As I was cruising the Internet last night, I saw Jose Bautista's stats, and a thought struck me, "How come nobody has ever said Jose Bautista is a MVP candidate?"
Could it be because of his moderately low batting average?
Or what about the fact that he's on a fourth-place team with nothing to play for?
On the other hand, these could just as easily be strong points. "Well, if they've got nothing to play for, then imagine if he did have something driving him?"
When talking about the AL MVP, we only mention Miguel Cabrera, Robinson Cano, and (even though he's injured) Josh Hamilton. But how is it that the man with the most home runs in the league (the guy with the second most is 15 under him) and the second most RBI in the league (behind Cabrera by two) hasn't gotten any serious most valuable player contention?
Well, let's look at it.
The last time a player won an MVP award in the AL and their team was in fourth place or under was in 2003, when Alex Rodriguez was on the last-place Rangers. So, if he could win being on a last-place team, why can't Bautista win if he's on a fourth-place Blue Jays team in the toughest division in all of baseball and nonetheless eight games above .500?

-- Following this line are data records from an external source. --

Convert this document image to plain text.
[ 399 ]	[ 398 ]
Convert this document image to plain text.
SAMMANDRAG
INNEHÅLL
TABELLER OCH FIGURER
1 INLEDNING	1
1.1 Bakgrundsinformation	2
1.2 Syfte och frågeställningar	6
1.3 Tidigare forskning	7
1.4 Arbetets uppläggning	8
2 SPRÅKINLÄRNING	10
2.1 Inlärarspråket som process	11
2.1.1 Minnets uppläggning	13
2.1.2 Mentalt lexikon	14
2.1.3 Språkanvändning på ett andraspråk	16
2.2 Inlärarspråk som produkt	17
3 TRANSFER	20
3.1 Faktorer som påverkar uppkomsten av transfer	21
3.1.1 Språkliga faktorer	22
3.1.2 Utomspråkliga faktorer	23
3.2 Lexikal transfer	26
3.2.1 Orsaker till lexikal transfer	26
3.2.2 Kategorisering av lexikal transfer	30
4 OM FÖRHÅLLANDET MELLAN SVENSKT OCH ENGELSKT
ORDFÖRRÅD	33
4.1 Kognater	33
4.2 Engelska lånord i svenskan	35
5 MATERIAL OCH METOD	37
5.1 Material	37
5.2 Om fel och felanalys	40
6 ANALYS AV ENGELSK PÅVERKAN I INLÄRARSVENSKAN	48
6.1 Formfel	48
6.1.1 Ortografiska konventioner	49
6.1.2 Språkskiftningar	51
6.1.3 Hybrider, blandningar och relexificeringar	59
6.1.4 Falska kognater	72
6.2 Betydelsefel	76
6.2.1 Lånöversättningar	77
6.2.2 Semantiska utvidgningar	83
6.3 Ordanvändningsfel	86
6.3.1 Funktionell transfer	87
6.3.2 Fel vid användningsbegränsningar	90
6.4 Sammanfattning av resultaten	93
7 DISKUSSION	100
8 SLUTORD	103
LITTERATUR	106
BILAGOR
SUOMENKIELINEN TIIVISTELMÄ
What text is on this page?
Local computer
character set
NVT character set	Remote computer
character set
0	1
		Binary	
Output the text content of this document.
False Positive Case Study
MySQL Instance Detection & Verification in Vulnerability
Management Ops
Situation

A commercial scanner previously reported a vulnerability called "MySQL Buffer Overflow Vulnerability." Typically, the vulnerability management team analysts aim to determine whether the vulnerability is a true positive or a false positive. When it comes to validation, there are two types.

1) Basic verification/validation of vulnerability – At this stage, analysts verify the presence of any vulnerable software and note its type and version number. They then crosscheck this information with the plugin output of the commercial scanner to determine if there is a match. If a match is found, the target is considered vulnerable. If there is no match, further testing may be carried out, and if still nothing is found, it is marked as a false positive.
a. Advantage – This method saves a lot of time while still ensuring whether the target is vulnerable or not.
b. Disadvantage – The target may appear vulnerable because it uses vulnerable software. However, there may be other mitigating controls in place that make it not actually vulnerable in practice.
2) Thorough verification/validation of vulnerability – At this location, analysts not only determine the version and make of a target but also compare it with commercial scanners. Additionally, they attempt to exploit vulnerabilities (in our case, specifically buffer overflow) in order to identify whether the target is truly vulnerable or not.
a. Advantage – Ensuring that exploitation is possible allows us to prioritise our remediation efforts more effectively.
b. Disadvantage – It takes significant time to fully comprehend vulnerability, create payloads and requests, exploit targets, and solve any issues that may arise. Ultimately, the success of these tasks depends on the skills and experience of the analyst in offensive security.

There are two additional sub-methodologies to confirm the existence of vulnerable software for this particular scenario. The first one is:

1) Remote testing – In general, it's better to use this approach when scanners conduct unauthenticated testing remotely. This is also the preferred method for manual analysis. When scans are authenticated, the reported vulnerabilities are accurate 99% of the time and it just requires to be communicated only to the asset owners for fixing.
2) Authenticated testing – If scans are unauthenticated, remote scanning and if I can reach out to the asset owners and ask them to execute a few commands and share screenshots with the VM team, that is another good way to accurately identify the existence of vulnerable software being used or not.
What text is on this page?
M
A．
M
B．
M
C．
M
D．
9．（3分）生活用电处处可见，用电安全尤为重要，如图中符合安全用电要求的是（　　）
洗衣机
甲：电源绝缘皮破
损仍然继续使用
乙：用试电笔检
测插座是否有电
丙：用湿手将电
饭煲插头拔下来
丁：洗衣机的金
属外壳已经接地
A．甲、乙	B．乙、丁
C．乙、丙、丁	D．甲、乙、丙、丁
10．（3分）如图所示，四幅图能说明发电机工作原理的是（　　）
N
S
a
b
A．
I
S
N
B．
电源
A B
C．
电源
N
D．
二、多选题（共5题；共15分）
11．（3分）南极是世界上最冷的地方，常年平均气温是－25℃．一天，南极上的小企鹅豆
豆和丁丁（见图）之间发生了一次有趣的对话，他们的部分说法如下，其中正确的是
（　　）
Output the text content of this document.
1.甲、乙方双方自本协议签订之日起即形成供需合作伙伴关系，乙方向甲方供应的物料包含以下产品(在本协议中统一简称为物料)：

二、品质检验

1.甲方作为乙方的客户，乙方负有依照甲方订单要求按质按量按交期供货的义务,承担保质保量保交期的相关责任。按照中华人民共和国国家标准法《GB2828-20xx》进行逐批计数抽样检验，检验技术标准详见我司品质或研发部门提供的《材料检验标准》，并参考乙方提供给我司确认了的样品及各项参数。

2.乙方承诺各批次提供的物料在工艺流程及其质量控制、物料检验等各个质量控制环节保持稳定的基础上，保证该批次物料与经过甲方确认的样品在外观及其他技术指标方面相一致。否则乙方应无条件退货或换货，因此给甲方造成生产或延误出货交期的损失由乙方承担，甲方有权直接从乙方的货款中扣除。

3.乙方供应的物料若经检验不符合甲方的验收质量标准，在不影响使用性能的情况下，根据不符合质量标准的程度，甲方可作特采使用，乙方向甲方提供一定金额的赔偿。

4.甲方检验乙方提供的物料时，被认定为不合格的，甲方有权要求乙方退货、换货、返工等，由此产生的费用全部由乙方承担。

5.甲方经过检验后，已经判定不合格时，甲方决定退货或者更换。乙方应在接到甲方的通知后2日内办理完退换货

Well, unlike the Cy Young award, voters for the MVP think highly of what place your team is in.
Think about it, this year, Hamilton and Cano are most likely the top two choices for AL MVP because of not only their stats but the fact that both of their teams are going to the playoffs.
However, even though Miguel Cabrera has terrific stats, he is on a third-place Tigers team that has been out of the race since August. Now, he probably will finish third or fourth for MVP voting.
People in Canada probably aren't as crazed about Baustista wining the MVP as people in Texas and New York are about Hamilton and Cano wining it, respectively.
These are two main factors that, in my opinion, represent the cause of the Jays slugger from being given any serious consideration for the American League Most Valuable Player award.